Dr Linda Sigaba, Growthpoint Healthcare’s fund manager, points out that the Cintocare Hospital is also the first hospital in South Africa, and arguably Africa, to generate its own oxygen on demand.

“We have used Pressure Swing Adsorption technology and have installed a plant to produce oxygen on site when needed,” he says.

“The hospital also has a fully robotic pharmacy, which processes and then sends medication via chutes to the relevant section of the hospital for use,” adds Sigaba.

De Klerk says all these elements “future-proof” the hospital, which has been signed on a 30-year lease.

“So it goes beyond just being a green building. We also have space to expand the hospital to 160 beds based on future demand,” he notes.

De Klerk tells Moneyweb the entire hospital project represents an investment of almost R700 million.

Besides Growthpoint’s R470 million investment to build the hospital, Cintocare has injected R150 million into equipping and fitting out the hospital, while the hospital’s separately managed radiology unit represents another R70 million investment.

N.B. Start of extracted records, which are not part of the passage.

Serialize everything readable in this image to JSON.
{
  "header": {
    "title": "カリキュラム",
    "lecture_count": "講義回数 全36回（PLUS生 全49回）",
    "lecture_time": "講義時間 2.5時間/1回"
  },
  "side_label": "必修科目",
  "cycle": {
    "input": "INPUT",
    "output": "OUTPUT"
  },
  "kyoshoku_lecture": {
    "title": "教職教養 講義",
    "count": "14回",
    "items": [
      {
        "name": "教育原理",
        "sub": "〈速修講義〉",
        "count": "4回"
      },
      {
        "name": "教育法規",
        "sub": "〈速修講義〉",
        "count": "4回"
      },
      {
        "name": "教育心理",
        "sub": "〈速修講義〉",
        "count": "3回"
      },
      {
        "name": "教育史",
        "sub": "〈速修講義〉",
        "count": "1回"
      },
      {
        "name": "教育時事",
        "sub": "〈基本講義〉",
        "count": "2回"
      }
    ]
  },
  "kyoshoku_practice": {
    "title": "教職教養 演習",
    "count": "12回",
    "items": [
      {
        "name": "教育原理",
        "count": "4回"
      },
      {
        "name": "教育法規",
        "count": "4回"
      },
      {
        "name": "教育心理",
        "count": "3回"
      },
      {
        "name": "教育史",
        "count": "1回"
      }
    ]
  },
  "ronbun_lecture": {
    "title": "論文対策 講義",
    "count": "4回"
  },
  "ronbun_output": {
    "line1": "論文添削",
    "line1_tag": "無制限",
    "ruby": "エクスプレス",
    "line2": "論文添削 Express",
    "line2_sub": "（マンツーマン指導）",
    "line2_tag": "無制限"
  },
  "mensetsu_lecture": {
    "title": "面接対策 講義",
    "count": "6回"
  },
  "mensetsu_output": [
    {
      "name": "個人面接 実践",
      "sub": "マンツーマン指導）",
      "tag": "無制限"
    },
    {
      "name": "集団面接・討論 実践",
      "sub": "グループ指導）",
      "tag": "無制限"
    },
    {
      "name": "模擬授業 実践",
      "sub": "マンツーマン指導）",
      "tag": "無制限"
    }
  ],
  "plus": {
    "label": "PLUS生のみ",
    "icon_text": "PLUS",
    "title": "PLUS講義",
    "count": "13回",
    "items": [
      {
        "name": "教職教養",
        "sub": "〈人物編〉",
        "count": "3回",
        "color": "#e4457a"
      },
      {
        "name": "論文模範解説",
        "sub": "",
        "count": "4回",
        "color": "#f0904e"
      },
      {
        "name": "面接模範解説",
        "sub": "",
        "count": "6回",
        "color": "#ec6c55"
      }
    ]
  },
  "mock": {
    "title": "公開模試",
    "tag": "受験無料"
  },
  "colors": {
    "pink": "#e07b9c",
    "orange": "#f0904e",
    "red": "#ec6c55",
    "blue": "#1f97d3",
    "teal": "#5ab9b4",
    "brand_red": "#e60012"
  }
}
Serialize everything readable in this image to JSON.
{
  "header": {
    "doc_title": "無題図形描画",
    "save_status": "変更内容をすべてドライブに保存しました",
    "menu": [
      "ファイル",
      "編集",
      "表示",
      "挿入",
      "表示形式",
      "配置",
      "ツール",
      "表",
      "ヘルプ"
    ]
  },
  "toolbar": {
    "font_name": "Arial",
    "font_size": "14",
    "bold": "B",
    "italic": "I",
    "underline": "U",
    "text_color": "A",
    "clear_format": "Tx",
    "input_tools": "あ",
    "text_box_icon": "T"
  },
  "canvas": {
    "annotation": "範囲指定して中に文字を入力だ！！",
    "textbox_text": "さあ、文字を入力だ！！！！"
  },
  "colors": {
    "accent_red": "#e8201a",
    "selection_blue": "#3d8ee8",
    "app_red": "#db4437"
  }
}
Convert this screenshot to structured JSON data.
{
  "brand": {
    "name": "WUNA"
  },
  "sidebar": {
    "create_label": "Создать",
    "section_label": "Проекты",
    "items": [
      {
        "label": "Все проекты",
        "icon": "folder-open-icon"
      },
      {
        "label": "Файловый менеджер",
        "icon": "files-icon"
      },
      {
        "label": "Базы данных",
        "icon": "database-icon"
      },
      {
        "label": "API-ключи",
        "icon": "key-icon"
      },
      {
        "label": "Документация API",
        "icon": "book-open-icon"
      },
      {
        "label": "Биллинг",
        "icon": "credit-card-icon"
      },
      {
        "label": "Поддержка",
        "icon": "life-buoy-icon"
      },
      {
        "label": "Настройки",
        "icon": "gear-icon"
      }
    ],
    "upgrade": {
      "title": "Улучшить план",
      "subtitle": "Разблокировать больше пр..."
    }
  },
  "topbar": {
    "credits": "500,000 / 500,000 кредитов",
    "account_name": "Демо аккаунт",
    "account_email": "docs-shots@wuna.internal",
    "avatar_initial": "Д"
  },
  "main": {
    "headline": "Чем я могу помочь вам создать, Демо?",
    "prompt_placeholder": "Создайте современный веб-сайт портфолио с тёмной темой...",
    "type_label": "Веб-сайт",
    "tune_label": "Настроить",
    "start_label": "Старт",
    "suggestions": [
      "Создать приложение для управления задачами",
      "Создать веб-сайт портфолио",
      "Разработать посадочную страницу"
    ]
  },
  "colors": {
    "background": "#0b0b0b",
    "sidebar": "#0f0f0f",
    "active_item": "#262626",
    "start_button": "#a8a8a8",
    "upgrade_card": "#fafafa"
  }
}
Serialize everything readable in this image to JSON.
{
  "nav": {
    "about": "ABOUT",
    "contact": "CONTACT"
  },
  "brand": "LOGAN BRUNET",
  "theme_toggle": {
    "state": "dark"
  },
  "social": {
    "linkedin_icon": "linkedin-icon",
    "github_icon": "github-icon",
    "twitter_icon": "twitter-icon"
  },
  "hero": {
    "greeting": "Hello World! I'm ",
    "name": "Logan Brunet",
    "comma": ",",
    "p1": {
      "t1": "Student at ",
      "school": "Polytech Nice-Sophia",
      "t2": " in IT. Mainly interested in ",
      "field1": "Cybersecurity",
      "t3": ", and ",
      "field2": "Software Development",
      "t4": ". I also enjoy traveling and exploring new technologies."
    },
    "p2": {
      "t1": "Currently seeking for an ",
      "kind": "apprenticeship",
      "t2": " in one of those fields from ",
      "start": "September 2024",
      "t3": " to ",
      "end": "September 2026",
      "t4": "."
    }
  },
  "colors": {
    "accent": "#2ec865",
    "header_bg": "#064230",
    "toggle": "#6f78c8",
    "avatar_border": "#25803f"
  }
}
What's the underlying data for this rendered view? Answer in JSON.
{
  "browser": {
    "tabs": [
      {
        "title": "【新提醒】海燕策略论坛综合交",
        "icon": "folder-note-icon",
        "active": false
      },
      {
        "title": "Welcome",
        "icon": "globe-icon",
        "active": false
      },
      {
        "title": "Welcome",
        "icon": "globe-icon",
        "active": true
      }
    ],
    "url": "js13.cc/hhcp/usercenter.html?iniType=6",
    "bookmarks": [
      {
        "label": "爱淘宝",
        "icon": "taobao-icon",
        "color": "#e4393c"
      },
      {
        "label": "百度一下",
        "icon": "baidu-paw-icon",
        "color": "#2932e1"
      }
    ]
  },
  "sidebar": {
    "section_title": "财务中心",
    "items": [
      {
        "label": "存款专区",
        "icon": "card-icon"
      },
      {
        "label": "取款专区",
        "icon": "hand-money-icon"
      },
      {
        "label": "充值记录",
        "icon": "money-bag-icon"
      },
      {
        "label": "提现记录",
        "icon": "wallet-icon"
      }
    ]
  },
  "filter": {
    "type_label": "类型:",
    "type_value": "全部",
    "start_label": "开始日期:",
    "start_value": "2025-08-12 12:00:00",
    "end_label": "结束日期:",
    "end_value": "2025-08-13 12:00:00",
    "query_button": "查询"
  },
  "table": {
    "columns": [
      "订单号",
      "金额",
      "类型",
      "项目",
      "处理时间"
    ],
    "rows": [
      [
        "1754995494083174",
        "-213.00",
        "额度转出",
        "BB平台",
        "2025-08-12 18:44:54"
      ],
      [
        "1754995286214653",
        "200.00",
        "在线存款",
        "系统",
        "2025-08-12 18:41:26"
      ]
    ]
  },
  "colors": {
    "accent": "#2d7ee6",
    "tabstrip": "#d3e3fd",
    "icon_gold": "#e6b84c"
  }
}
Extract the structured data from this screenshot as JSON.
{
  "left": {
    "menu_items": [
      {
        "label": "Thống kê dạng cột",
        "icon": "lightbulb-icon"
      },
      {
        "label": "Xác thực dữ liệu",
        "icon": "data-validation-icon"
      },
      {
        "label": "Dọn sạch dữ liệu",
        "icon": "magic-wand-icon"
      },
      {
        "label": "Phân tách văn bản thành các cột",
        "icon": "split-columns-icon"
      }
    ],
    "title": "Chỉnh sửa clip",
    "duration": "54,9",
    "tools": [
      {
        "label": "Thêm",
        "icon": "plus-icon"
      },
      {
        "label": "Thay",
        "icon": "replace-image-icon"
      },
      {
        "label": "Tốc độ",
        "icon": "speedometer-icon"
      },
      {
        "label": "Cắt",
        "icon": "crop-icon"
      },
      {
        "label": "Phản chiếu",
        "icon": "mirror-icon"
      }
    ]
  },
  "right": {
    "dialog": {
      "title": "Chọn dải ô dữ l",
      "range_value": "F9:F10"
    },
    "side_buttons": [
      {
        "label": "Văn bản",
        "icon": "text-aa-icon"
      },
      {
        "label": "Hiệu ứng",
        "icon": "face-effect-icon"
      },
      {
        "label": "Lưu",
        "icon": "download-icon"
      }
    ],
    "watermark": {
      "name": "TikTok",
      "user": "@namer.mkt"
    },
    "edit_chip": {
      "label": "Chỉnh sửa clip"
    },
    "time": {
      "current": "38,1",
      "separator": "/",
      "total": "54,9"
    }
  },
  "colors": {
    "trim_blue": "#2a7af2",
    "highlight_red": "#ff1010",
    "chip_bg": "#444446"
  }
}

“We have a great partnership with Cintocare and are proud to be with them at the cutting edge of creating a new clinical model in South Africa,” says De Klerk.

“Together, we have pioneered and paved the way forward for specialist medical facilities in the country while establishing the specifications for a green building certification tool for local healthcare properties, which didn’t exist before this development,” he adds.

Growthpoint’s share price closed almost 3% up on the news on Tuesday, at R13.53 a share.